Le cronache della prima guerra mondiale ci raccontano di comandanti che ordinavano insensati attacchi contro le linee nemiche, in cui perdevano la vita decine e decine di giovani soldati: operazioni votate all'insuccesso, destinate a spezzare, con la conquista di una collina o di pochi metri di terreno, la tragica immobilità della guerra di trincea.
Questo succedeva quasi un secolo fa; ora i generali sono ben più attenti all'opinione pubblica e quindi cercano di combattere una guerra asettica, "pulita", senza morti, almeno dalla propria parte del fronte. Un bravo generale, capace di controllare i giornalisti in una conferenza-stampa quanto i nemici sul campo di battaglia, sa che non solo deve vincere, ma non deve perdere neppure uno dei suoi uomini.

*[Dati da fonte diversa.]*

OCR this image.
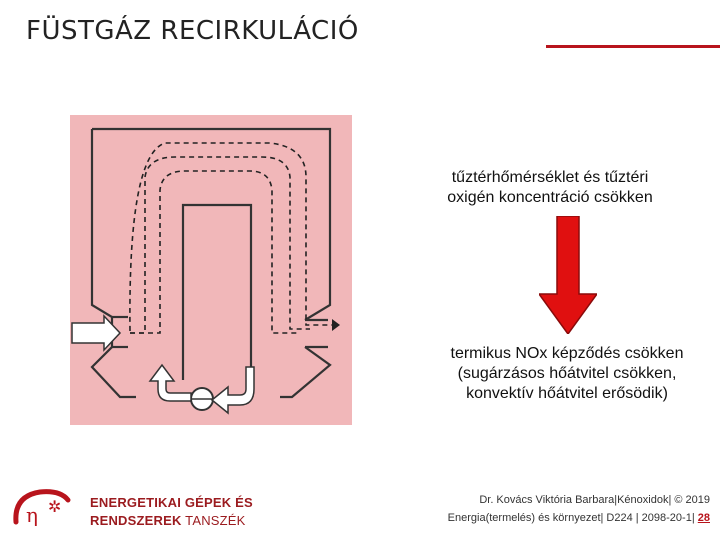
FÜSTGÁZ RECIRKULÁCIÓ
tűztérhőmérséklet és tűztéri oxigén koncentráció csökken
termikus NOx képződés csökken (sugárzásos hőátvitel csökken, konvektív hőátvitel erősödik)
η ✲ ENERGETIKAI GÉPEK ÉS
RENDSZEREK TANSZÉK
Dr. Kovács Viktória Barbara|Kénoxidok| © 2019
Energia(termelés) és környezet| D224 | 2098-20-1| 28
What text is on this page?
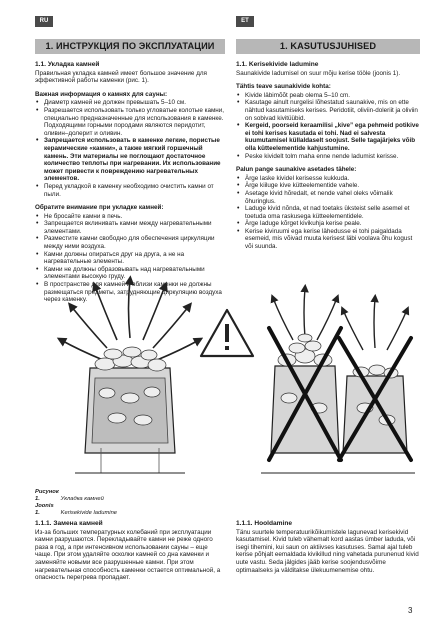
RU	ET
1. ИНСТРУКЦИЯ ПО ЭКСПЛУАТАЦИИ
1.1. Укладка камней

Правильная укладка камней имеет большое значение для эффективной работы каменки (рис. 1).

Важная информация о камнях для сауны:
• Диаметр камней не должен превышать 5–10 см.
• Разрешается использовать только угловатые колотые камни, специально предназначенные для использования в каменке. Подходящими горными породами являются перидотит, оливин–долерит и оливин.
• Запрещается использовать в каменке легкие, пористые керамические «камни», а также мягкий горшечный камень. Эти материалы не поглощают достаточное количество теплоты при нагревании. Их использование может привести к повреждению нагревательных элементов.
• Перед укладкой в каменку необходимо очистить камни от пыли.
Обратите внимание при укладке камней:
• Не бросайте камни в печь.
• Запрещается вклинивать камни между нагревательными элементами.
• Разместите камни свободно для обеспечения циркуляции между ними воздуха.
• Камни должны опираться друг на друга, а не на нагревательные элементы.
• Камни не должны образовывать над нагревательными элементами высокую груду.
• В пространстве для камней и вблизи каменки не должны размещаться предметы, затрудняющие циркуляцию воздуха через каменку.
1. KASUTUSJUHISED
1.1. Kerisekivide ladumine

Saunakivide ladumisel on suur mõju kerise tööle (joonis 1).

Tähtis teave saunakivide kohta:
• Kivide läbimõõt peab olema 5–10 cm.
• Kasutage ainult nurgelisi lõhestatud saunakive, mis on ette nähtud kasutamiseks kerises. Peridotiit, oliviin-doleriit ja oliviin on sobivad kivitüübid.
• Kergeid, poorseid keraamilisi „kive” ega pehmeid potikive ei tohi kerises kasutada ei tohi. Nad ei salvesta kuumutamisel küllaldaselt soojust. Selle tagajärjeks võib olla kütteelementide kahjustumine.
• Peske kividelt tolm maha enne nende ladumist kerisse.
Palun pange saunakive asetades tähele:
• Ärge laske kividel kerisesse kukkuda.
• Ärge kiiluge kive kütteelementide vahele.
• Asetage kivid hõredalt, et nende vahel oleks võimalik õhuringlus.
• Laduge kivid nõnda, et nad toetaks üksteist selle asemel et toetuda oma raskusega kütteelementidele.
• Ärge laduge kõrget kivikuhja kerise peale.
• Kerise kiviruumi ega kerise lähedusse ei tohi paigaldada esemeid, mis võivad muuta kerisest läbi voolava õhu kogust või suunda.
Рисунок 1.	Укладка камней
Joonis 1.	Kerisekivide ladumine
1.1.1. Замена камней

Из-за больших температурных колебаний при эксплуатации камни разрушаются. Перекладывайте камни не реже одного раза в год, а при интенсивном использовании сауны – еще чаще. При этом удаляйте осколки камней со дна каменки и заменяйте новыми все разрушенные камни. При этом нагревательная способность каменки остается оптимальной, а опасность перегрева пропадает.

1.1.1. Hooldamine

Tänu suurtele temperatuurikõikumistele lagunevad kerisekivid kasutamisel. Kivid tuleb vähemalt kord aastas ümber laduda, või isegi tihemini, kui saun on aktiivses kasutuses. Samal ajal tuleb kerise põhjalt eemaldada kivikillud ning vahetada purunenud kivid uute vastu. Seda jälgides jääb kerise soojendusvõime optimaalseks ja välditakse ülekuumenemise ohtu.

3
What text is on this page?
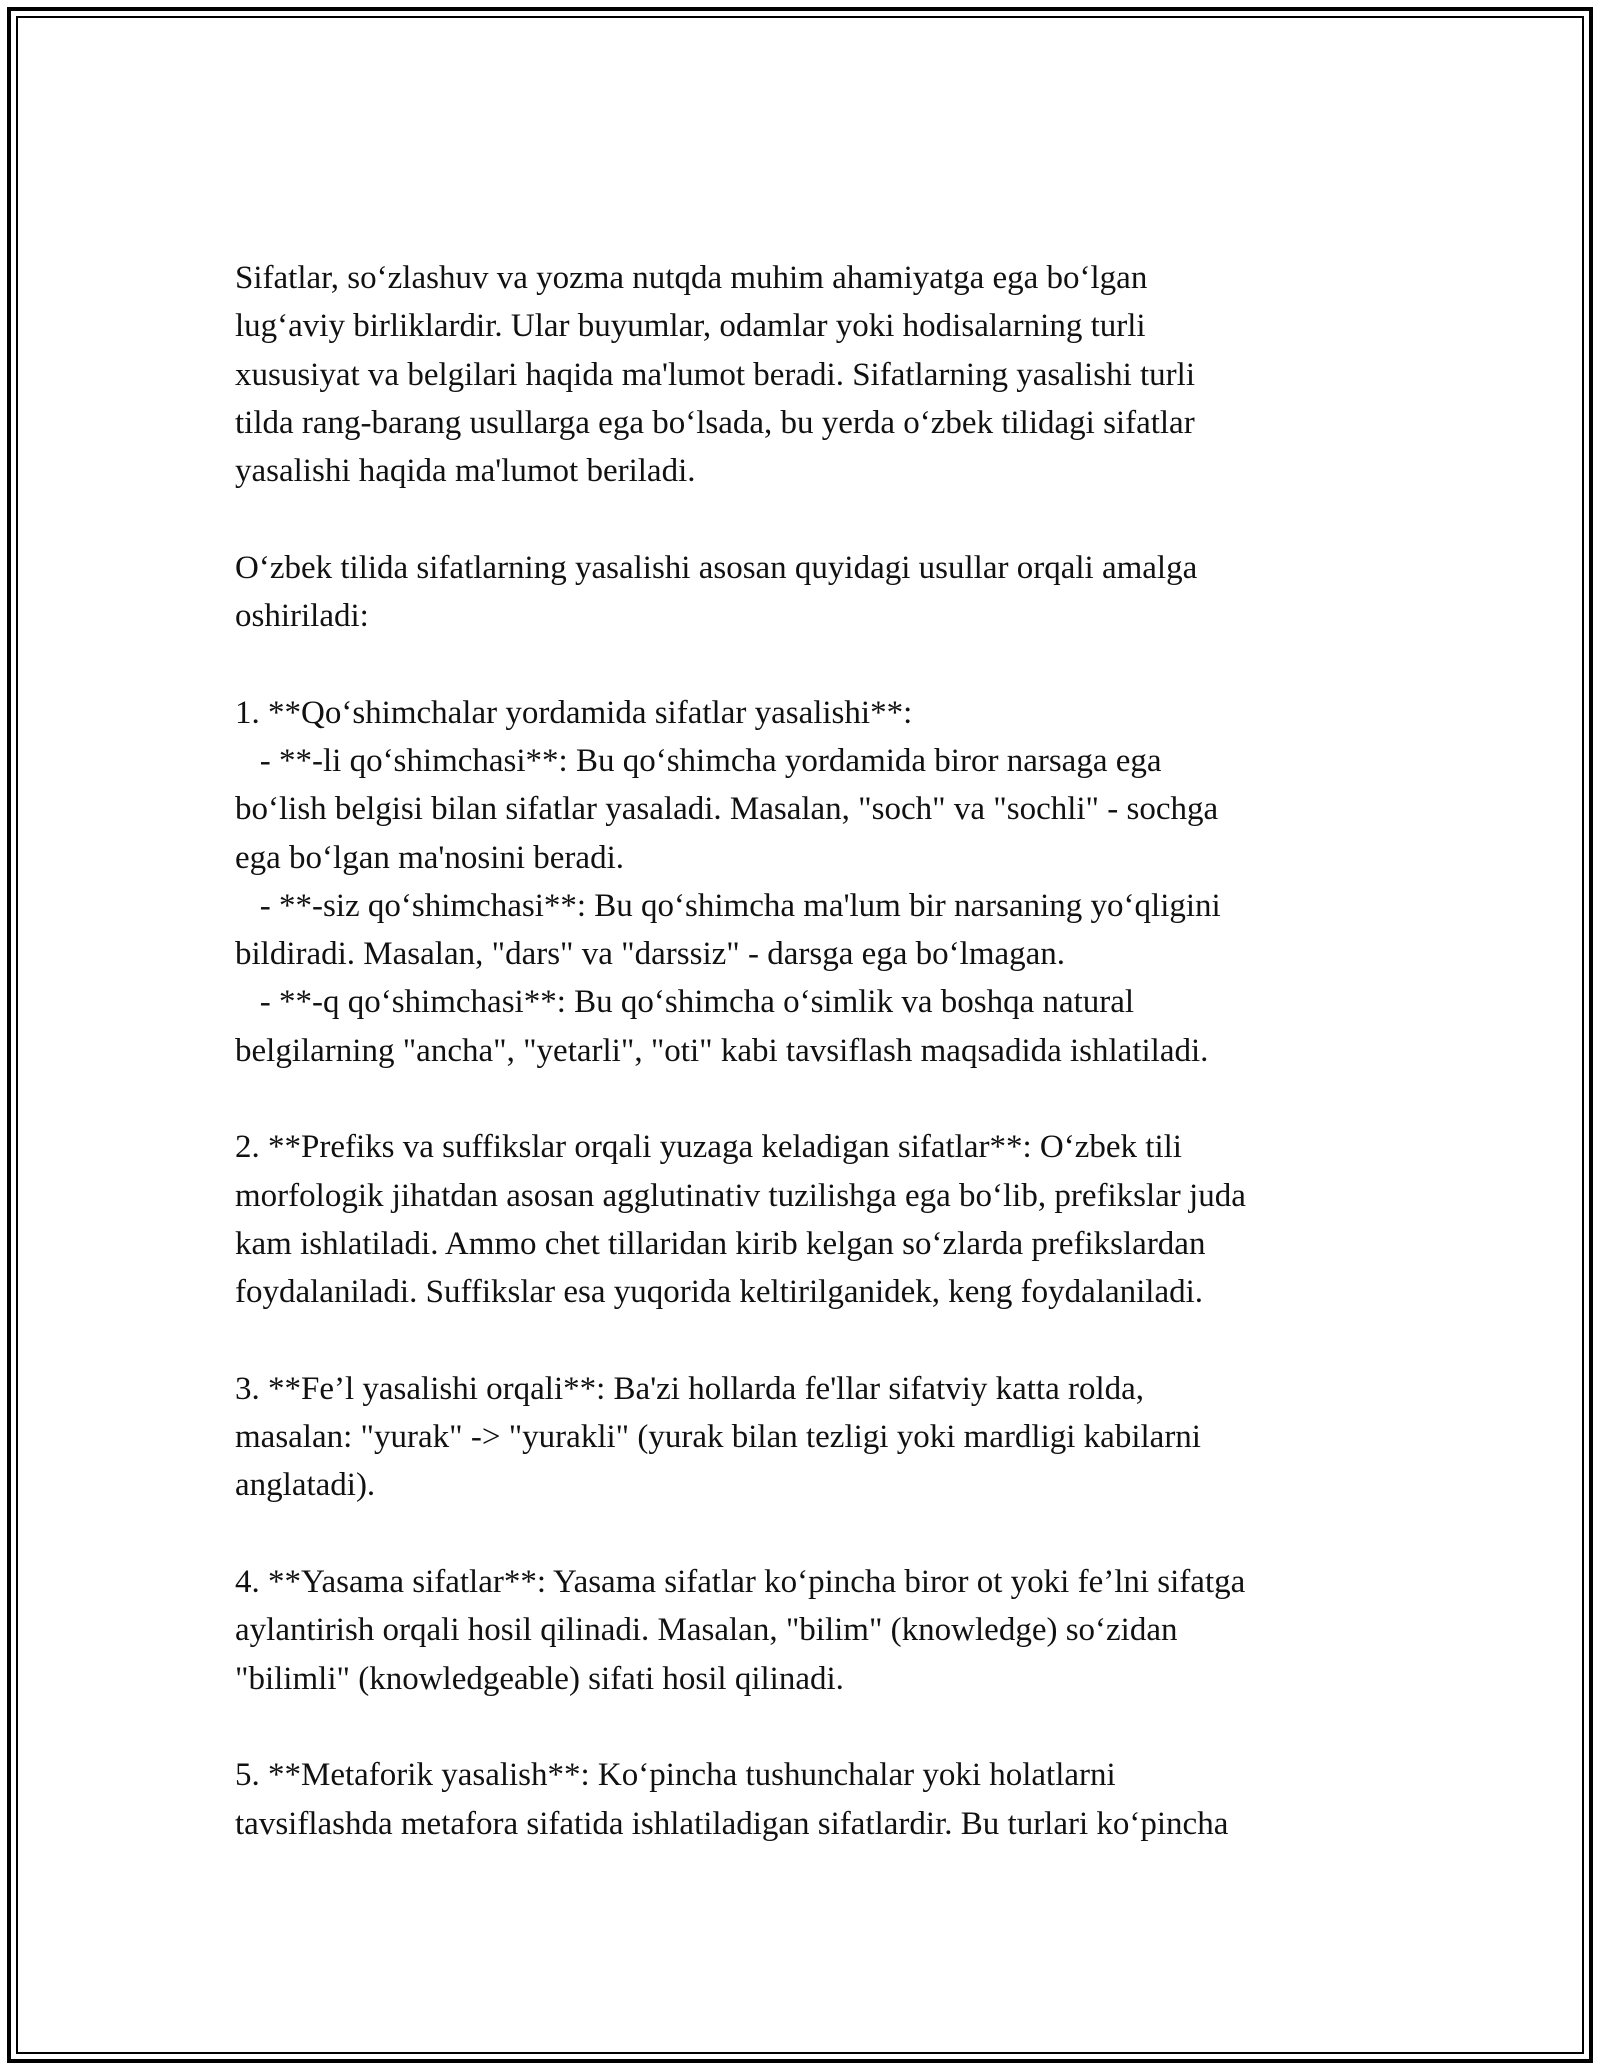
Sifatlar, so‘zlashuv va yozma nutqda muhim ahamiyatga ega bo‘lgan

lug‘aviy birliklardir. Ular buyumlar, odamlar yoki hodisalarning turli

xususiyat va belgilari haqida ma'lumot beradi. Sifatlarning yasalishi turli

tilda rang-barang usullarga ega bo‘lsada, bu yerda o‘zbek tilidagi sifatlar

yasalishi haqida ma'lumot beriladi.

O‘zbek tilida sifatlarning yasalishi asosan quyidagi usullar orqali amalga

oshiriladi:

1. **Qo‘shimchalar yordamida sifatlar yasalishi**:

- **-li qo‘shimchasi**: Bu qo‘shimcha yordamida biror narsaga ega

bo‘lish belgisi bilan sifatlar yasaladi. Masalan, "soch" va "sochli" - sochga

ega bo‘lgan ma'nosini beradi.

- **-siz qo‘shimchasi**: Bu qo‘shimcha ma'lum bir narsaning yo‘qligini

bildiradi. Masalan, "dars" va "darssiz" - darsga ega bo‘lmagan.

- **-q qo‘shimchasi**: Bu qo‘shimcha o‘simlik va boshqa natural

belgilarning "ancha", "yetarli", "oti" kabi tavsiflash maqsadida ishlatiladi.

2. **Prefiks va suffikslar orqali yuzaga keladigan sifatlar**: O‘zbek tili

morfologik jihatdan asosan agglutinativ tuzilishga ega bo‘lib, prefikslar juda

kam ishlatiladi. Ammo chet tillaridan kirib kelgan so‘zlarda prefikslardan

foydalaniladi. Suffikslar esa yuqorida keltirilganidek, keng foydalaniladi.

3. **Fe’l yasalishi orqali**: Ba'zi hollarda fe'llar sifatviy katta rolda,

masalan: "yurak" -> "yurakli" (yurak bilan tezligi yoki mardligi kabilarni

anglatadi).

4. **Yasama sifatlar**: Yasama sifatlar ko‘pincha biror ot yoki fe’lni sifatga

aylantirish orqali hosil qilinadi. Masalan, "bilim" (knowledge) so‘zidan

"bilimli" (knowledgeable) sifati hosil qilinadi.

5. **Metaforik yasalish**: Ko‘pincha tushunchalar yoki holatlarni

tavsiflashda metafora sifatida ishlatiladigan sifatlardir. Bu turlari ko‘pincha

A Gaza l'esercito israeliano sta sperimentando da qualche tempo un sistema di fucili radiocomandati, posti sulle mura che delimitano i confini della Striscia, e manovrati in una sala di controllo, lontana e sicura, da donne soldato in forza all'Israel Defense Forces. Israele ha addestrato infatti un corpo scelto di donne soldato, di 19 e 20 anni, con il compito di stare sedute davanti a una consolle, controllando sullo schermo la linea di confine e manovrando i joystick di comando dei fucili. E' quasi un videogioco, ma naturalmente coloro che si trovano nel mirino di questi fucili non sono animazioni virtuali, ma persone in carne e ossa. Queste giovani donne soldato forse non potrebbero definirsi cecchini, eppure il loro compito è proprio quello: pattugliare attraverso una telecamera un tratto di muro, osservare movimenti sospetti e in caso che avvenga qualcosa di anomalo, sparare. Basta un click, la pressione sul bottone del joystick, e l'uomo al di là dello schermo cade a terra, senza alcun rischio per la ragazza che spara, che la sera può tranquillamente tornare a casa. Immagino che nessuna di loro sarà davvero tranquilla una volta ritornata a casa: decidere in pochi secondi della vita e della morte di una persona è una responsabilità che forse non andrebbe lasciato a un giovane da poco maggiorenne.
Non voglio in questa mia "considerazione" parlare di Israele e della Palestina, ho già avuto modo in altre occasioni di esprimere la mia opinione. Avrei scritto le stesse cose se il sistema di controllo radiocomandato fosse stato allestito da Hamas e gestito da giovani ragazze palestinesi. D'altra parte, nelle guerre in Iraq e in Afghanistan, gli Stati Uniti stanno utilizzando in misura sempre più massiccia i droni radiocomandati, controllati da basi militari nel Nevada. E altri stati si stanno dotando di questa tecnologia, se già non l'hanno sperimentata. E non voglio neppure soffermarmi sugli errori: i droni statunitensi hanno ucciso decine di civili, anche bambini, scambiati per terroristi così come i fucili israeliani hanno diverse volte colpito bersagli sbagliati: è in fondo una conseguenza inevitabile della guerra, visto che non esistono né bombe intelligenti né soldati infallibili.
Al di là di chi spara, mi preoccupa che vengano banalizzati la morte e il rischio di morire. In fondo chi si trova a guidare un drone o a maneggiare un fucile posto a chilometri a distanza finisce per non essere troppo diverso dal proprio coetaneo che quotidianamente siede davanti al suo computer, armato di joystick, per combattere una battaglia virtuale. Naturalmente non è così per chi si trova al centro del mirino, ma questo il soldato-giocatore, il soldato che non corre mai pericolo, rischia di non saperlo mai.